What Drives Her: Kelly Webb Roberts, President of Webb Auto Group.
Growing up, Kelly Webb Roberts always had nice cars.
When you grow up with your dad owning a dealership, you tend to drive new cars. But Kelly drove “REALLY nice cars in college: the Ford Thunderbird, a Chevy Blazer in winter, and a number of Corvettes. “When I was in college I made good grades and was awarded some scholarships,” Kelly said. While she was worrying about her grades, Dad took care of transportation by making sure she drove great cars. “In hindsight, it was kind of ridiculous,” she said.
But after she graduated, Kelly decided not to follow her dad into the family business at the Webb group of auto dealerships, and the flow of new cars stopped.
Was her dad disappointed? Well, he “quit supplying me with nice cars while I was working with accounting firms,” and she had to buy her own car, not nearly as nice as the fully loaded models she was used to. “He never pressured me to join the family business, but he sent a pretty clear message,” she laughs.
As it turns out, not going to work for her dad was a good thing. Kelly graduated Cum Laude with a bachelors of business administration in accounting and finance from St. Mary’s College in Notre Dame. She went on to earn her Master’s degree in accounting from Loyola University Chicago before working for accounting firms specializing in auto dealerships, where she did a lot of work with publicly traded companies. “I’m grateful that I got to work with publicly traded groups. It helped me see their processes and businesses,” says Kelly.
The Perfect Time to Join the Family Business: Right Before the Recession
Ultimately, Kelly decided to join the family business as the third generation of management; she joined in 2006 – right before the Great Recession.
“I came into the business at a time when it was challenging, but I think that made me more disciplined,” she recalls. “I took over a store that needed attention. It was a store where no family member was working. And when it’s your own store, you care a little more.”

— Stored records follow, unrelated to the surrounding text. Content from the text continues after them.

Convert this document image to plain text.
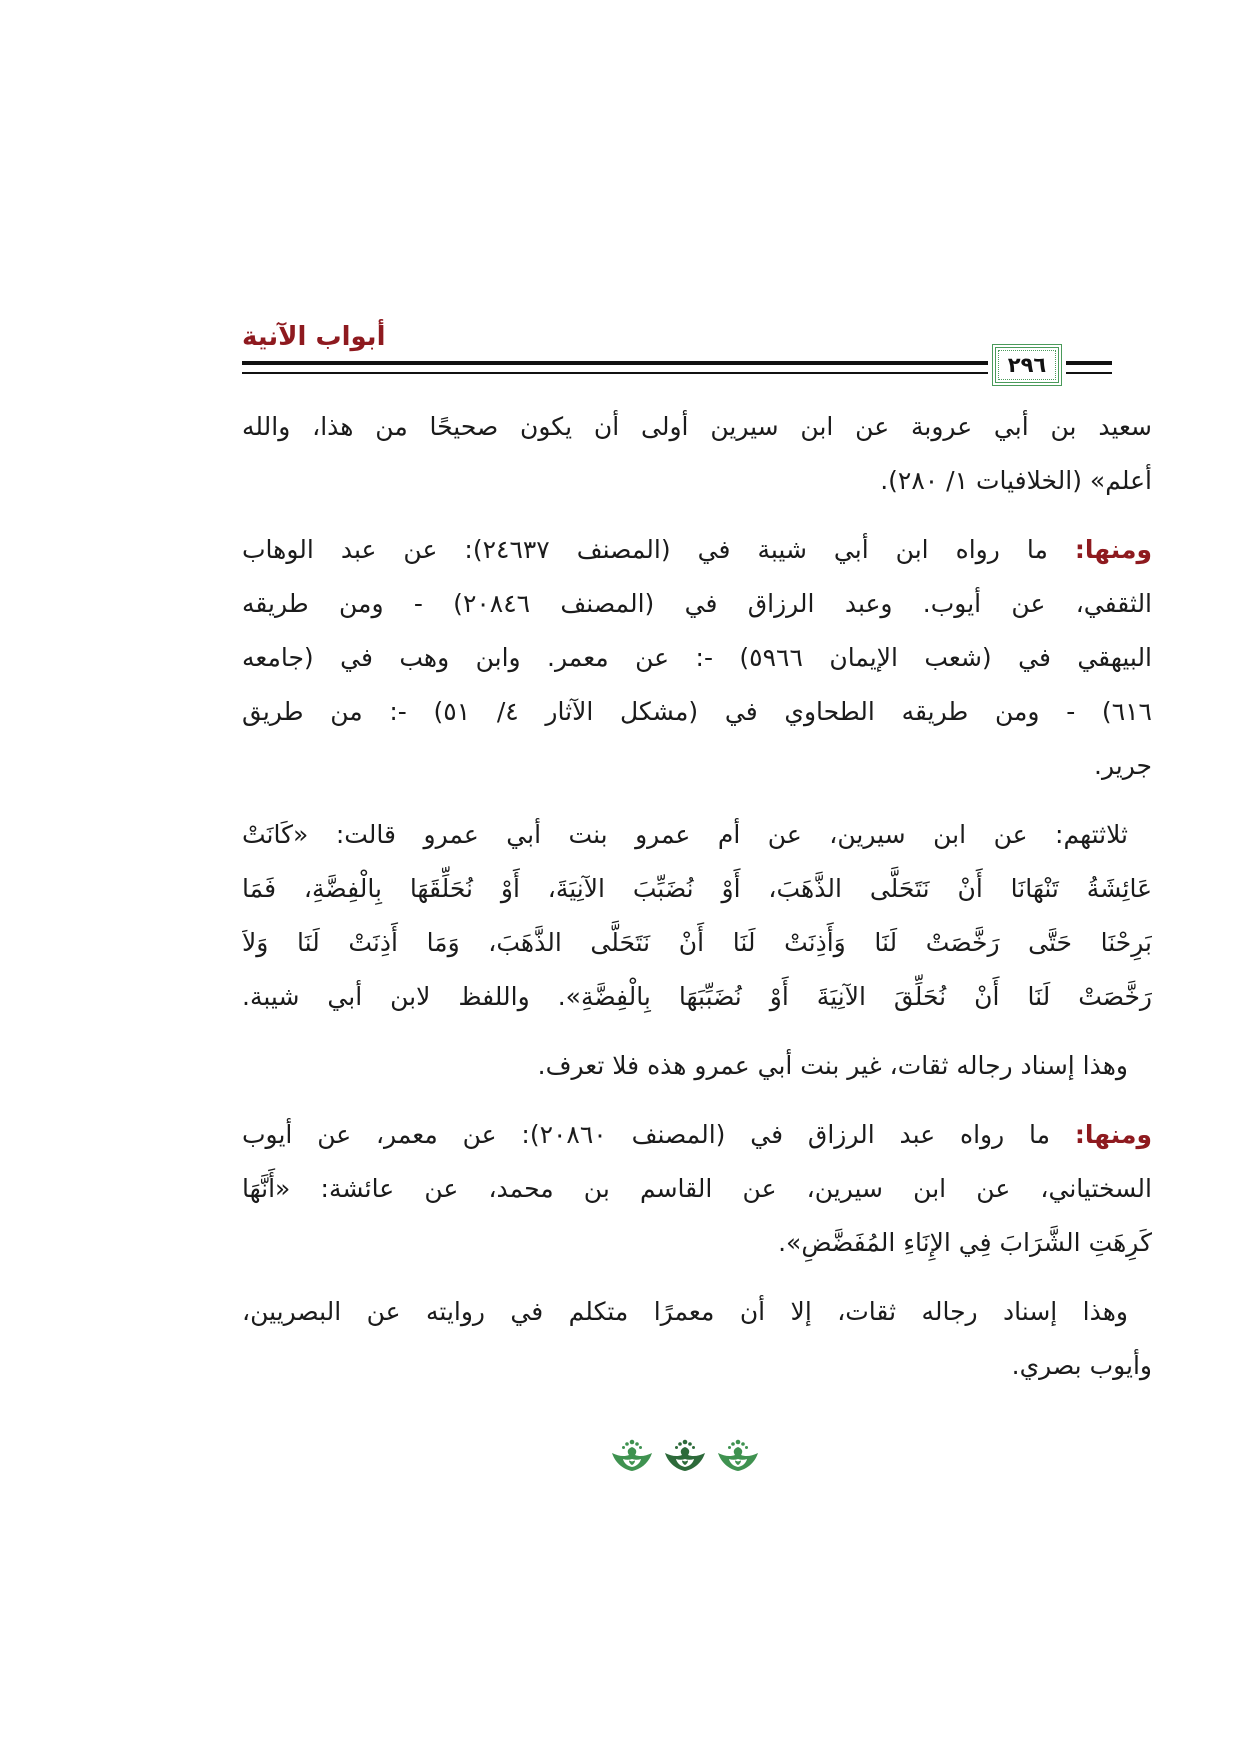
أبواب الآنية
٢٩٦
سعيد بن أبي عروبة عن ابن سيرين أولى أن يكون صحيحًا من هذا، والله
أعلم» (الخلافيات ١/ ٢٨٠).
ومنها: ما رواه ابن أبي شيبة في (المصنف ٢٤٦٣٧): عن عبد الوهاب
الثقفي، عن أيوب. وعبد الرزاق في (المصنف ٢٠٨٤٦) - ومن طريقه
البيهقي في (شعب الإيمان ٥٩٦٦) -: عن معمر. وابن وهب في (جامعه
٦١٦) - ومن طريقه الطحاوي في (مشكل الآثار ٤/ ٥١) -: من طريق
جرير.
ثلاثتهم: عن ابن سيرين، عن أم عمرو بنت أبي عمرو قالت: «كَانَتْ
عَائِشَةُ تَنْهَانَا أَنْ نَتَحَلَّى الذَّهَبَ، أَوْ نُضَبِّبَ الآنِيَةَ، أَوْ نُحَلِّقَهَا بِالْفِضَّةِ، فَمَا
بَرِحْنَا حَتَّى رَخَّصَتْ لَنَا وَأَذِنَتْ لَنَا أَنْ نَتَحَلَّى الذَّهَبَ، وَمَا أَذِنَتْ لَنَا وَلاَ
رَخَّصَتْ لَنَا أَنْ نُحَلِّقَ الآنِيَةَ أَوْ نُضَبِّبَهَا بِالْفِضَّةِ». واللفظ لابن أبي شيبة.
وهذا إسناد رجاله ثقات، غير بنت أبي عمرو هذه فلا تعرف.
ومنها: ما رواه عبد الرزاق في (المصنف ٢٠٨٦٠): عن معمر، عن أيوب
السختياني، عن ابن سيرين، عن القاسم بن محمد، عن عائشة: «أَنَّهَا
كَرِهَتِ الشَّرَابَ فِي الإِنَاءِ المُفَضَّضِ».
وهذا إسناد رجاله ثقات، إلا أن معمرًا متكلم في روايته عن البصريين،
وأيوب بصري.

Kelly was charged with getting the store on the right path just as the economy was backsliding. “It was a scary time and we didn’t know if we would succeed.” But she was armed with the right stuff: a dedication to the family business and insight into other auto dealerships as well.
But more help was needed; her sister and brother joined the business, and Kelly also asked her husband, whom she had met in her public accounting days, to join the company, too. “I told him I needed his help, I needed someone I could trust.”
Under Kelly’s leadership, the company has experienced fueled growth and today it’s thriving, with several new acquisitions in the last few years.
Changing the Automotive Business From the Inside Out
A native of Northwest Indiana, Kelly is the president of the Webb Auto Group and co-owner of Webb Chevrolet Plainfield and Oak Lawn, Webb Hyundai in Highland, Indiana, and Webb Hyundai Mitsubishi in Merrillville, Indiana. She was elected to the Chicago Automobile Trade Association (CATA) board of directors last year.
Growing the family business means constantly seeking to improve it—especially as it pertains to women, both her customers and her employees. Kelly is continually seeking ways to help Webb employees obtain the life and work balance we all need.
Looking at the business from a woman’s perspective and from a mom’s perspective, Kelly often sees things and thinks, “well, this has to be done differently.” As a result, she has implemented changes over the years to streamline operations and improve the customer experience. “I’m looking more at what makes our employees happy—what makes things easier for them.” Because if they are happy, they’ll make customers happy, too.
“For my first 5 to 7 years we were in growth mode and I was just trying to get my arms around everything,” says Kelly. “Now one big initiative is the focus on changing the traditional structure of sales. The traditional sales structure requires sales people to work from bell to bell and every Saturday. That’s a difficult schedule for mothers,” says Kelly. “I’m looking at ways to make this better, not just for women but for all sales people.”
What’s it Like Working For Dad?
Kelly’s dad still works at Webb Ford in Highland, Indiana. His dad and uncle were also in the business and mentored him when he was starting out. So “I thought I would have a lot more oversight, but Dad doesn’t micro-manage,” says Kelly. “He allows me to make my own mistakes which is the best way for me to learn.”
But she seeks out his advice and coaching; they have daily phone calls at 10:00am to keep up with what’s going on. She feels very lucky to be able to work independently within the company, too.
“People often ask how I can work with so many family members,” she says. “But it’s not like we’re sitting next to each other in cubicles all day. We all have our responsibilities and we make it work.”
Shaping the Fourth Generation of Webb Auto Group?
Kelly’s first car was a 1998 Mustang Convertible, and as it turned out, a great thing: the Mustang and the cars that followed helped her develop a love for cars and the family business. It’s a love that she hopes to pass on to her two daughters, ages 7 and 4, who help her to see the true needs of the dealership and its employees.
Helping her daughters find a sense of balance–and appreciation for their accomplishments– is important to Kelly, but she knows they have to discover it on their own. “When my two daughters are old enough to drive, they’ll be driving something more reasonable [than she did] and pay for their own leases.”
Spoken like a sensible mom, and a sensible leader.